Walt Disney released its latest earnings report after closing bell tonight, posting diluted earnings of $1.27 per share, a 23% year over year increase, on revenue of $13.4 billion. Analysts had been expecting earnings of $1.07 per share on $12.85 billion in revenue for the first fiscal quarter of 2015. In the same quarter last year, Disney reported earnings of $1.03 per share on $12.3 billion in revenue.

The Walt Disney Company

Key metrics from Walt Disney’s earnings report

Disney reported net income of $2.2 billion, compared to $1.8 billion in the same quarter a year ago.
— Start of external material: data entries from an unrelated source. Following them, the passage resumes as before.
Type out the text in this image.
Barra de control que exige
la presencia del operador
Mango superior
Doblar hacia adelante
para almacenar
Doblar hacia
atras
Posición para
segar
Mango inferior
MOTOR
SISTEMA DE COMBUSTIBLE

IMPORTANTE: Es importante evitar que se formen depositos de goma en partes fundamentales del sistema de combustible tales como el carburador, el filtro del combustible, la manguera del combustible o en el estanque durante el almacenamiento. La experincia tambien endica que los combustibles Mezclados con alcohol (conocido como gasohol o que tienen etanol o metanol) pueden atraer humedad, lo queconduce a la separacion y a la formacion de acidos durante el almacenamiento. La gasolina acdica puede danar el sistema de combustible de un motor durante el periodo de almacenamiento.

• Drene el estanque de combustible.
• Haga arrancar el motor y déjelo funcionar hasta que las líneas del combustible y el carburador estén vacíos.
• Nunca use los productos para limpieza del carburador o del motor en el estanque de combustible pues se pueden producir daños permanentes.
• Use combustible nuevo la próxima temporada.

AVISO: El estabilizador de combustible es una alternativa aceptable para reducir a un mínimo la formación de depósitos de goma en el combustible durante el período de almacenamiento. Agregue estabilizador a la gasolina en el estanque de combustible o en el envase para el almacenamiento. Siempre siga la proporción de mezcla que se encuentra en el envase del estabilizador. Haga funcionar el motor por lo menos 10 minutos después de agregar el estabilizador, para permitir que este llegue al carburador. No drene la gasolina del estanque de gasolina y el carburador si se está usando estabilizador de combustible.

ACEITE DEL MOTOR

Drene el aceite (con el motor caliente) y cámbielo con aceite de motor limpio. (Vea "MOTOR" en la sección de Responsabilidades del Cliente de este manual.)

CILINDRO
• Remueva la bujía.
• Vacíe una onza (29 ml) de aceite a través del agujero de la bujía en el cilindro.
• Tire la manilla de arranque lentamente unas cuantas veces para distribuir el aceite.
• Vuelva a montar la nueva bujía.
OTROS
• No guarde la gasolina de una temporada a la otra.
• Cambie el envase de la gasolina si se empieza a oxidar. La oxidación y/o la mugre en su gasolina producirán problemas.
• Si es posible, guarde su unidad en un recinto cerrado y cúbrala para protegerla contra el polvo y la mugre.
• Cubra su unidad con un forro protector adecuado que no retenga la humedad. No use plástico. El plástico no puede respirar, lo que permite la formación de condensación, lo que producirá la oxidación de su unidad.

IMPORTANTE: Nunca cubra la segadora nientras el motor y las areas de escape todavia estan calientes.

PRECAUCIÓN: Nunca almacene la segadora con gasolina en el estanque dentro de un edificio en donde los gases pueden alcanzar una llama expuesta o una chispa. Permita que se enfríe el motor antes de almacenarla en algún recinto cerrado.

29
Adjusted earnings were the same as diluted earnings at $1.27 per share.

Walt Disney Chairman and CEO Robert Iger said in a statement, “This was yet another incredibly strong quarter for our Company, with diluted EPS up 23% driven by record revenue as well as significant growth in segment operating income. Our results once again reflect the strength of our brands and high quality content and demonstrate that our proven franchise strategy creates long-term value across all of our businesses.”

Disney’s earnings results by segment

The entertainment company’s Media Networks segment saw an 11% increase in revenues, which rose to $5.9 billion. Revenues from Walt Disney’s Parks and Resorts segment increased 9% to $3.91 billion for the quarter, although the company’s Studio Entertainment segment saw its revenues decline 2% to $1.858 billion. Disney’s Consumer Products segment recorded a 22% increase in revenue, which climbed to $1.379 billion. The company’s Interactive division saw a 5% decline to $384 million for the quarter.

Walt Disney reported strong performance in its Frozen-related consumer products as well as growth in Marvel’s Guardians of the Galaxy and Maleficent. TV shows that performed well include Criminal Minds, Once Upon a Time and Scandal. The company reported a decline at ESPN, however, due to higher costs for production and programming.